12 Giving thanks to the Father, who has qualified you to share in the inheritance of the saints in light. (Colossians 1:12)
A few years ago, I remember
reading a short news blurb in USA Today about a Mr. Otha Anders, of
Ruston, Louisiana, who spent 45 years bending down and collecting something
most of us ignore—pennies. In October of
2015, the 73-year-old Anders—a supervisor for in-school suspended children–took
all the pennies he had collected to his local bank. They filled 15 five-gallon
jugs and contained a grand total of $5,136.14. The bank’s coin machines took
five hours to count all those pennies! But what’s truly moving about this story
isn’t Anders’ thriftiness; it’s his thankfulness. Each new penny on the ground served as a
prompt to give thanks to God. Anders
told reporters: “I became convinced that spotting a lost or dropped penny was
an additional God-given incentive reminding me to always be thankful. There
have been days where I failed to pray and more often than not, a lost or
dropped penny would show up to remind me.”[1]
Wow! When was the last time you were thankful for a penny? That story points out something that can get lost in the never-ending desire for more and more, namely that thanksgiving is a matter of the heart that begins by acknowledging the small blessings from God that may go unnoticed. How different would our state of mind be if we looked for blessings throughout our day the way Mr. Anders scoured for pennies? Those tiny gifts of grace are there if we have eyes to see them, and they will be easier to spot if our souls are trained towards thankfulness.
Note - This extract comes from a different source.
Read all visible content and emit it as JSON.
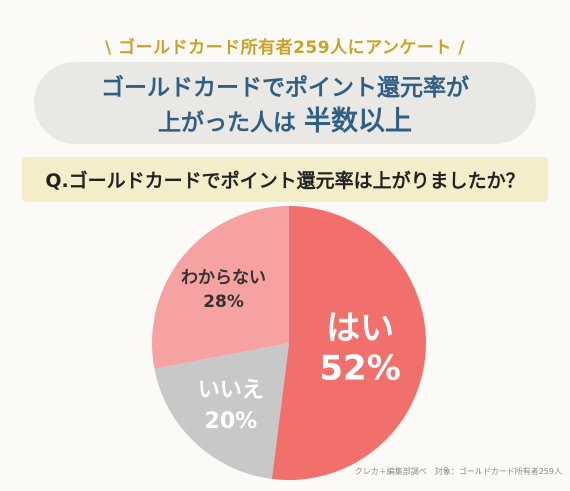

Max Lucado offers this insight, “The grateful heart is like a magnet sweeping over the day, collecting reasons for gratitude. A zillion diamonds sparkle against the velvet of your sky every night. Thank you, God. A miracle of muscles enables your eyes to read these words and your brain to process them. Thank you, God. Your lungs inhale and exhale eleven thousand liters of air every day. Your heart will beat about three billion times in your lifetime. Your brain is a veritable electric generator of power. Thank you, God. For the jam on our toast and the milk on our cereal. For the blanket that calms us and the joke that delights us and the warm sun that reminds us of God’s love. For the thousands of planes that did not crash today. Thank you, God.”[2]
I think he’s on to something. Being grateful for little things cultivates gratitude in all things. God isn’t just in the monumental moments. God’s goodness is also in the 1,001 “pennies” of blessings He’s dropped all around us. They are there waiting for us to discover, collect and count. How about the sight of calloused hands raised in a church service, the giggle of a happy toddler, the intoxicating smell of freshly brewed coffee, the wagging doggy tail or the purring kitten, sunshine on your back, a song or sermon that cuts straight into your soul. If we fail to notice these blessings, then we fail to notice God’s doting Father tendencies in our lives.
G.K. Chesterton summed it
up, “I would maintain that thanks are the highest form of thought; and that
gratitude is happiness doubled by wonder.”[3]
Amen. -DM
[1]
Frededreia Willis, “Man Cashes in Pennies He’s Been Saving for 45 Years,” USA
Today, 28 October 2015 <https://www.usatoday.com/story/news/nation-now/2015/10/28/man-cashes-pennies-hes-been-saving-45-years/74727160/>
[2] Max
Lucado, “An Attitude of Gratitude,” 8 October 2013
<http://www.faithgateway.com/attitude-gratitude/#.VkIN5PmrSM8>
[3] G.K.
Chesterton, The Collected Works of G.K. Chesterton, vol. 20 (San
Francisco: Ignatius Press, 2001), 463.